To maintain chromosome stability in eukaryotic cells, replication origins must be licensed by loading mini-chromosome maintenance (MCM2-7) complexes once and only once per cell cycle 1-9 . This licensing control is achieved through the activities of geminin 10-12 and cyclin-dependent kinases 9,13,14 . Geminin binds tightly to Cdtl, an essential component of the replication licensing system 6,15-18 , and prevents the inappropriate reinitiation of replication on an already fired origin.
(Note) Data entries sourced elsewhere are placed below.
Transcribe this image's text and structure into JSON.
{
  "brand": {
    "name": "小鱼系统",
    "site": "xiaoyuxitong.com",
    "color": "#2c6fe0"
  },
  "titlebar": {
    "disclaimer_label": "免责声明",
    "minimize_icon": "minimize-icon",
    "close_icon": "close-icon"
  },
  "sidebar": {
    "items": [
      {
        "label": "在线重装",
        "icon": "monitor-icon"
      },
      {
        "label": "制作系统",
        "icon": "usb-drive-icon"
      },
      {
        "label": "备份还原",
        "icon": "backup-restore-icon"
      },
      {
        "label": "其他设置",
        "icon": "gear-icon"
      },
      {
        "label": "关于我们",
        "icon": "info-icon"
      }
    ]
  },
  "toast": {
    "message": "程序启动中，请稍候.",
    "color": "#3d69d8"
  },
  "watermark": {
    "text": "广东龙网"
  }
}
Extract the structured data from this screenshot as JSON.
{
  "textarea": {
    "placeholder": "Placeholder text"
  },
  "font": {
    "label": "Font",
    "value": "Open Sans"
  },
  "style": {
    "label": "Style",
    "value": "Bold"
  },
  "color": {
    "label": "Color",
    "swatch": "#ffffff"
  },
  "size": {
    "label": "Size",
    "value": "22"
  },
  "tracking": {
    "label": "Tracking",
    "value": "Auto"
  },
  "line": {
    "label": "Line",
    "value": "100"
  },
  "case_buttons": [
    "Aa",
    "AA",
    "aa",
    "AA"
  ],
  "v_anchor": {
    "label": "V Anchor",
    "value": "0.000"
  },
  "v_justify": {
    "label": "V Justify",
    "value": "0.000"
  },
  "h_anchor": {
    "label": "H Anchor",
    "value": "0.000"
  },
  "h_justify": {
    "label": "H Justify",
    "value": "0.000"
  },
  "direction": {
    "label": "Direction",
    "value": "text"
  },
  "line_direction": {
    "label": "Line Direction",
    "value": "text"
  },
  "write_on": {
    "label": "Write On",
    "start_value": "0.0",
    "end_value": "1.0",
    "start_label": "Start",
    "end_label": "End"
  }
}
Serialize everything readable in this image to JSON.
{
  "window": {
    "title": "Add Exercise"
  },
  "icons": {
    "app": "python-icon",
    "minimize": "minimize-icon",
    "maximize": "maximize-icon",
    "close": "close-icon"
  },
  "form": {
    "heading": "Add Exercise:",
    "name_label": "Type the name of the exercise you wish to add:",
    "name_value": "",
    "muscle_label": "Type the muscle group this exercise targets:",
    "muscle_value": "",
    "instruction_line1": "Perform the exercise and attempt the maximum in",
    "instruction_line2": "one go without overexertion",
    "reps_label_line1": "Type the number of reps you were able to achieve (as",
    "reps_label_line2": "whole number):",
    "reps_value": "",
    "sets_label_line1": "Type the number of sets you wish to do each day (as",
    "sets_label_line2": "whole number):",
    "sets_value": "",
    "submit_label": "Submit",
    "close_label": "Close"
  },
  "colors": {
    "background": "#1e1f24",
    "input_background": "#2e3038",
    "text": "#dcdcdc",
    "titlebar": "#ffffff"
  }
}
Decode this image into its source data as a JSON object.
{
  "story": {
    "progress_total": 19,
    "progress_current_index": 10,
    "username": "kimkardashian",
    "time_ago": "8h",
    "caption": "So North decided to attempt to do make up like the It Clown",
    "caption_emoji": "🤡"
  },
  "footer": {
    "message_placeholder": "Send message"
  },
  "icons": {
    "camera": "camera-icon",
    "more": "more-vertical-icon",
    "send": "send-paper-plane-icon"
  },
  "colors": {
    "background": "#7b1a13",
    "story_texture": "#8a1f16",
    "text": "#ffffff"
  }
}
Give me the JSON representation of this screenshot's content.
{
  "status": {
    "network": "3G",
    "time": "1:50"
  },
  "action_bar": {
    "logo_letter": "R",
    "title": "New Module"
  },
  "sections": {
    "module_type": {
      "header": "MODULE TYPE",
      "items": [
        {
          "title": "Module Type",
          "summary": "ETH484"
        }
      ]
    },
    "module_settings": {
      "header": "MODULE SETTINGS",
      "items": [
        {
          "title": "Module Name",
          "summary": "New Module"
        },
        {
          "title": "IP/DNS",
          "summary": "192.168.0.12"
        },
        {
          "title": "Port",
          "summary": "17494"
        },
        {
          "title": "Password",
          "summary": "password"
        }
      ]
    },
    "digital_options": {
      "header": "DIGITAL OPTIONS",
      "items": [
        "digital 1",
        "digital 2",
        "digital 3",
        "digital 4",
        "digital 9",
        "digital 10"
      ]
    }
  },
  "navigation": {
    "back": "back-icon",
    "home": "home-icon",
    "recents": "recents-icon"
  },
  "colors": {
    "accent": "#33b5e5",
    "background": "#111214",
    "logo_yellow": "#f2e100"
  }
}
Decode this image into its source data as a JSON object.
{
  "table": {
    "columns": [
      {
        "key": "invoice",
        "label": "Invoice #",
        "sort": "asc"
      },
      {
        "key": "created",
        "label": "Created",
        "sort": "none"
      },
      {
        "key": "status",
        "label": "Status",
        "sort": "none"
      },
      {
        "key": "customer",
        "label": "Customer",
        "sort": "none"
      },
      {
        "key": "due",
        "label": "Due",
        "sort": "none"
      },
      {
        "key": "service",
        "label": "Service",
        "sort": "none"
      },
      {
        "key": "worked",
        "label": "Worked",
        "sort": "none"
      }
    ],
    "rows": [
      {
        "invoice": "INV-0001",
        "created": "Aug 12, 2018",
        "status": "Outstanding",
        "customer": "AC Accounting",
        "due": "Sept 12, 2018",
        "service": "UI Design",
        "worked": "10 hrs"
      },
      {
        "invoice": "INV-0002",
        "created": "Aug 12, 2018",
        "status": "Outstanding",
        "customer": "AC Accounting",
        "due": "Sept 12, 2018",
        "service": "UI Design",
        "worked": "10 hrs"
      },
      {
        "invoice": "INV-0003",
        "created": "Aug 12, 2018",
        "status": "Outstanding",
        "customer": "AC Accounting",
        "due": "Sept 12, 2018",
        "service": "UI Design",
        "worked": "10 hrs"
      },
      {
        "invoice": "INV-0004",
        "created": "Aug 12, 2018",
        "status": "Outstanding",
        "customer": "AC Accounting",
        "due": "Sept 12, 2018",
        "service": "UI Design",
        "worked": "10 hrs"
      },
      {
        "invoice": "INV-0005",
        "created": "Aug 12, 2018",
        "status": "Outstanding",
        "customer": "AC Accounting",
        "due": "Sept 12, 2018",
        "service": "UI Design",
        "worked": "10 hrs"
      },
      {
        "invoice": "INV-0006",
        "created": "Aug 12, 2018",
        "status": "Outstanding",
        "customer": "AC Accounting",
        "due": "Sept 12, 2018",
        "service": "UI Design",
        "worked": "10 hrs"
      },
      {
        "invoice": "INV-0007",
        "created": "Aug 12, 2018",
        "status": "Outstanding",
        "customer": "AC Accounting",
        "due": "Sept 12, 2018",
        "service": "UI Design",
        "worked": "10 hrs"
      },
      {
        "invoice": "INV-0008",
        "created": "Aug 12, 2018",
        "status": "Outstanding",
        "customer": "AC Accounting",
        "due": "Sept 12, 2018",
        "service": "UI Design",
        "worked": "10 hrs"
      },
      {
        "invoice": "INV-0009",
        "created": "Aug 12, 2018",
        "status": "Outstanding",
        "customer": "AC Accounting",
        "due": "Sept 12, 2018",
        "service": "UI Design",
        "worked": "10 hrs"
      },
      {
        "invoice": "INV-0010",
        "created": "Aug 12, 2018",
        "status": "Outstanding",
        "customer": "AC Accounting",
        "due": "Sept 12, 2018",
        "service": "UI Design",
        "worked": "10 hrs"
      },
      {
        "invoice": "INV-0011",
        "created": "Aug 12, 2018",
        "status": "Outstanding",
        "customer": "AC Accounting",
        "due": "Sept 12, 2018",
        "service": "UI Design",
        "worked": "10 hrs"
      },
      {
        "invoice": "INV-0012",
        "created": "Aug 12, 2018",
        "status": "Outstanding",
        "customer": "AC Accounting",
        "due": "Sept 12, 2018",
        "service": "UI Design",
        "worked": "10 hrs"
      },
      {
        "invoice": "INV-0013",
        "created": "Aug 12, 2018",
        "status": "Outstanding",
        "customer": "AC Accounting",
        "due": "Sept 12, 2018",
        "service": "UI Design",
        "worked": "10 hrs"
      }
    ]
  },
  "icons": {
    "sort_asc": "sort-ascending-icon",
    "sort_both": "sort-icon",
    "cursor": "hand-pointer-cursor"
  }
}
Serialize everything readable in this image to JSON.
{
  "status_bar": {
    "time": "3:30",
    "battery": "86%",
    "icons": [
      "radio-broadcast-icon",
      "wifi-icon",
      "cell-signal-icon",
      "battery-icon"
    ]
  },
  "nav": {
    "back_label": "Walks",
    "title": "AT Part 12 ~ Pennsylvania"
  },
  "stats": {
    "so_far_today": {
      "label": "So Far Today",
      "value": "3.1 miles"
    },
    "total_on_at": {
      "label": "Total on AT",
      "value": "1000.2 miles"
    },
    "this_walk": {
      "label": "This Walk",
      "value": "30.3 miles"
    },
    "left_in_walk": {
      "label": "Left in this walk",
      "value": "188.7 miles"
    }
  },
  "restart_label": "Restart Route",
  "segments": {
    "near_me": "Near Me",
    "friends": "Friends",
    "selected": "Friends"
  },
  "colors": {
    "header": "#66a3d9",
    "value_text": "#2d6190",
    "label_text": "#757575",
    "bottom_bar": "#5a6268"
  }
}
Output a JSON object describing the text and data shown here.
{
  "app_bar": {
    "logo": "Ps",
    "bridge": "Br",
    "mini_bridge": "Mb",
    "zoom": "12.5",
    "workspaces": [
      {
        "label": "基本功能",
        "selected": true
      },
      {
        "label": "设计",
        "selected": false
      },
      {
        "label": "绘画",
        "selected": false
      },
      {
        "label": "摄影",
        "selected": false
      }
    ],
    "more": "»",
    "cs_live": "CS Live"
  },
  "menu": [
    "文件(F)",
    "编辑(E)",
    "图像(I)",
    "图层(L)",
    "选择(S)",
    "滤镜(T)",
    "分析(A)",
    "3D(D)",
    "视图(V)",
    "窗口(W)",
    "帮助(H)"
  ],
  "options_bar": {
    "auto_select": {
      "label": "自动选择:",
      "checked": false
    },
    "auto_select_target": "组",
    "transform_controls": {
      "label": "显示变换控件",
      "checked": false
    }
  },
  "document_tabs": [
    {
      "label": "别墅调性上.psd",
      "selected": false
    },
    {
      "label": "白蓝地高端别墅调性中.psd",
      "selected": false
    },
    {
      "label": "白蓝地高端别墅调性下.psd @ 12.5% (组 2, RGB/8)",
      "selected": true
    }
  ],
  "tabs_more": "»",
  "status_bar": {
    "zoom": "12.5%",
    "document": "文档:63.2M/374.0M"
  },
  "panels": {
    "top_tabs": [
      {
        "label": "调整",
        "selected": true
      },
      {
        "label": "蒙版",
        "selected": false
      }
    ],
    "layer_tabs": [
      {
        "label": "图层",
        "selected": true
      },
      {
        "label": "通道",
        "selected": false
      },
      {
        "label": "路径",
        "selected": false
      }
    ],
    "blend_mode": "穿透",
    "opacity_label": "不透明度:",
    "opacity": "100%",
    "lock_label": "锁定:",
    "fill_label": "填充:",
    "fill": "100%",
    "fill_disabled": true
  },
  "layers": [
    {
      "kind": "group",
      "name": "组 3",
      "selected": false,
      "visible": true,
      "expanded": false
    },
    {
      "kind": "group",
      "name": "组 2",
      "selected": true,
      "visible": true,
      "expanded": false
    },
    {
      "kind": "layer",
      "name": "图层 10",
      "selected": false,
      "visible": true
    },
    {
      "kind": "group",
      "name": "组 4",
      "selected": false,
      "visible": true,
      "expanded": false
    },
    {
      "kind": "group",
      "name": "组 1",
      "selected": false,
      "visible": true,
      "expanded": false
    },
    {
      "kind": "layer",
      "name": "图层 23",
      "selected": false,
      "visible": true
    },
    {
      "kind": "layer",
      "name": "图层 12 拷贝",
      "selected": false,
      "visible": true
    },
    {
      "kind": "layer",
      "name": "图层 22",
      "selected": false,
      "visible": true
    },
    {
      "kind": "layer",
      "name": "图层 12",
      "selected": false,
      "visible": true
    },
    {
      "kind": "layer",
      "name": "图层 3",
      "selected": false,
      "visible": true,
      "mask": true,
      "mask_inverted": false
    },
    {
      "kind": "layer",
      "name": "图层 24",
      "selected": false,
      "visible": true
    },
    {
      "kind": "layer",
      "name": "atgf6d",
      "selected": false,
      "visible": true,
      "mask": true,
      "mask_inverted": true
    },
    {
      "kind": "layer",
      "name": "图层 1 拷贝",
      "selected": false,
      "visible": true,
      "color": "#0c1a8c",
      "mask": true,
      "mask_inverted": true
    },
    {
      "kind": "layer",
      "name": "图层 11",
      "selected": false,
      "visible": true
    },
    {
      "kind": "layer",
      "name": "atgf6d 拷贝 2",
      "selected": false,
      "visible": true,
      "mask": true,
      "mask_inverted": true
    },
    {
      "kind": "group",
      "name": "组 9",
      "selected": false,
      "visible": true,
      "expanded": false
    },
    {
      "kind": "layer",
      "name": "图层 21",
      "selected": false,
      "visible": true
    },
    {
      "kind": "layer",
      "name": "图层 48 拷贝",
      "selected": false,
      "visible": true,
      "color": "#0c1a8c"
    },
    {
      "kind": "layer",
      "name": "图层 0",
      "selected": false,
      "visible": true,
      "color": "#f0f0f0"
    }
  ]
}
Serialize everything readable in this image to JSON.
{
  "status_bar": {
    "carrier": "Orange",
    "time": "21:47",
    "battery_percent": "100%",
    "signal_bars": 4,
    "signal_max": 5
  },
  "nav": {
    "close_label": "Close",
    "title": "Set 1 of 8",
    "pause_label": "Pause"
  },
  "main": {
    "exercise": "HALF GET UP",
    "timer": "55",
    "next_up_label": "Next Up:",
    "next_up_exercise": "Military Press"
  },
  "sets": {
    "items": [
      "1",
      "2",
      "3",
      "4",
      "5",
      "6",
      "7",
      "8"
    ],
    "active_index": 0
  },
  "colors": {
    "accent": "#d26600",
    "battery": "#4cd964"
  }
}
The inhibitory effect of geminin is thought to prevent the interaction between Cdtl and the MCM helicase 19,20 . Here we describe the crystal structure of the mouse geminin-Cdtl complex using tGeminin (residues 79-157, truncated geminin) and tCdtl (residues 172-368, truncated Cdtl). The amino-terminal region of a coiled-coil dimer of tGeminin interacts with both N-terminal and carboxy-terminal parts of tCdtl. The primary interface relies on the steric complementarity between the tGeminin dimer and the hydrophobic face of the two short N-terminal helices of tCdtl and, in particular, Pro 181, Ala 182, Tyr 183, Phe 186 and Leu 189. The crystal structure, in conjunction with our biochemical data, indicates that the N-terminal region of tGeminin might be required to anchor tCdtl, and the C-terminal region of tGeminin prevents access of the MCM complex to tCdtl through steric hindrance.